On a human level, water cannot be viewed in isolation from sanitation. Together, they are vital factors in reducing the global disease, as well as their role in improving health, education and economic productivity of the population. It is estimated that 16 million Yemenis are in need of humanitarian aid to enable access to safe drinking water, sanitation facilities, and basic hygiene, or to maintain access to it where 11.6 million Yemenis are in desperate need. The collapse of urban water and sanitation systems, deteriorating water and sanitation conditions in rural areas, and the lack of means to maintain personal hygiene and buy potable water contributed to one of the worst cholera outbreaks in the country in 2017.

Therefore, All Girls Foundation for Development has always sought to implement a number of projects in WASH sector in the areas most in need, as it implemented about nine projects in WASH sector in the governorates of Al Hudaydah, Amran, Sana'a, Hajjah in twelve districts as a partner with a number of international donors: YHF, OXFAM, and RELIEF. AGF implemented different activities focusing in the following:

  • Building seven concrete tower water tanks, four of which have a capacity of 60 cubic meters, and the other three with a capacity of 100 cubic meters.
  • Supplying and installing 14 solar-powered water systems for 14 water projects with the necessary pipelines for these systems to cover all the beneficiaries of the displaced and the host community.
  • Executing 13 pumping experiments for 13 wells; This is to test the water level and its quality through specialized offices, with the construction of 4 pumping and control rooms for 4 WASH projects.
  • Implementing 5 polyethylene pumping lines, with a total height of 49,600.5 meters.
  • Implementing more than 1000 sessions and an awareness campaign for the beneficiaries, through more than 100 community volunteers who were trained on a number of knowledge and skills, in a number of issues related to public and personal hygiene, and with more than 38,000 printed media items that were distributed during those campaigns and sessions.
  • Building 91 water points, ensuring fair and safe access to water for the displaced people.

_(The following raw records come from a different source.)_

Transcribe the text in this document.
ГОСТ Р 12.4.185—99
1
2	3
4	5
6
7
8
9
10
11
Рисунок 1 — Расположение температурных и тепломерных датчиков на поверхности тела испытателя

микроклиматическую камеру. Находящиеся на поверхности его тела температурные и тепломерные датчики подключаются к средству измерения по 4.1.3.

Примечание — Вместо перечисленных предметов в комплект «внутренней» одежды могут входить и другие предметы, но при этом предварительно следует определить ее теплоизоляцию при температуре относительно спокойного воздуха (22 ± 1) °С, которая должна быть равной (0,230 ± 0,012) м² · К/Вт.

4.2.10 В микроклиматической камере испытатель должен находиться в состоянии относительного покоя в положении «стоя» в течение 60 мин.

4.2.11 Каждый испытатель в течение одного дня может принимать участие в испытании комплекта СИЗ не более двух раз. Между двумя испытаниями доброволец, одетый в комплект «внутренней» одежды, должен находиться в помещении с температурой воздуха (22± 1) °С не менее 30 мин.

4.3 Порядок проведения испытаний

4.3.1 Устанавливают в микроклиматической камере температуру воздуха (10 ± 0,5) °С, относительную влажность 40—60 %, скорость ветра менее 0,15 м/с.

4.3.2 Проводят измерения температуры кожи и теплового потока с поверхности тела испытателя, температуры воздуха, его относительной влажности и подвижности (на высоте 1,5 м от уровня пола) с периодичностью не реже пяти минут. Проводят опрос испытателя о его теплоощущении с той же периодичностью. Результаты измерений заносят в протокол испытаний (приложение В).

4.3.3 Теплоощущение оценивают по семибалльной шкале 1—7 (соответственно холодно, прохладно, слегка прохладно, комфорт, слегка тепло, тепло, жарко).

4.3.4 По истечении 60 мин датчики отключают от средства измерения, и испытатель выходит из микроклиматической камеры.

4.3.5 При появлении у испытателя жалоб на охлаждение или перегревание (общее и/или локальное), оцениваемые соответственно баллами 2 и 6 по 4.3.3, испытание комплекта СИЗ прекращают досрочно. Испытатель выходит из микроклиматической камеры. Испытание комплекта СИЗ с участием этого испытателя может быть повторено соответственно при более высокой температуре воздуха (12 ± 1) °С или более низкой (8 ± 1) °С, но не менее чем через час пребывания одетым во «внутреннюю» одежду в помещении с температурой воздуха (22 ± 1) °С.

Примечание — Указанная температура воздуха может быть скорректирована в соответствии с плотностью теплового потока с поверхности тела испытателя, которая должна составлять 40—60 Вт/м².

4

  • Building and installing 863 emergency bathrooms for the displaced people.
  • Training of 20 water project committee members, with a total of 100 members for all committees; to manage projects financially and administratively.
  • Supplying and installing six water networks for six water projects, with a total height of 84,065 meters.
  • Distributing 13,025 hygiene kits and 4,200 basic hygiene kits to the displaced and host communities.
  • Supplying WASH projects with more than 16,200 liters of fuel; So that the community can operate it and have access to potable drinking water.
  • Organizing and implementing more than 15 community cleaning campaigns, removing solid waste and transporting it to landfills in the designated places. In addition to the suction and filling of the water swamps left behind by rain and torrential rains, in which insects and mosquitoes gather and are considered as a major source of disease and epidemics.
  • Distributing ten containers (boxes) of 800 liters of garbage and waste to a number of areas that lack them.
  • Distributed 2,780 cholera kits to meet the need in order to prevent cholera outbreaks.
  • Training of 91 community health workers on methods of transmission of cholera disease, pollution, how to treat water ... etc.
  • Adding chlorine to the water supply in the targeted areas.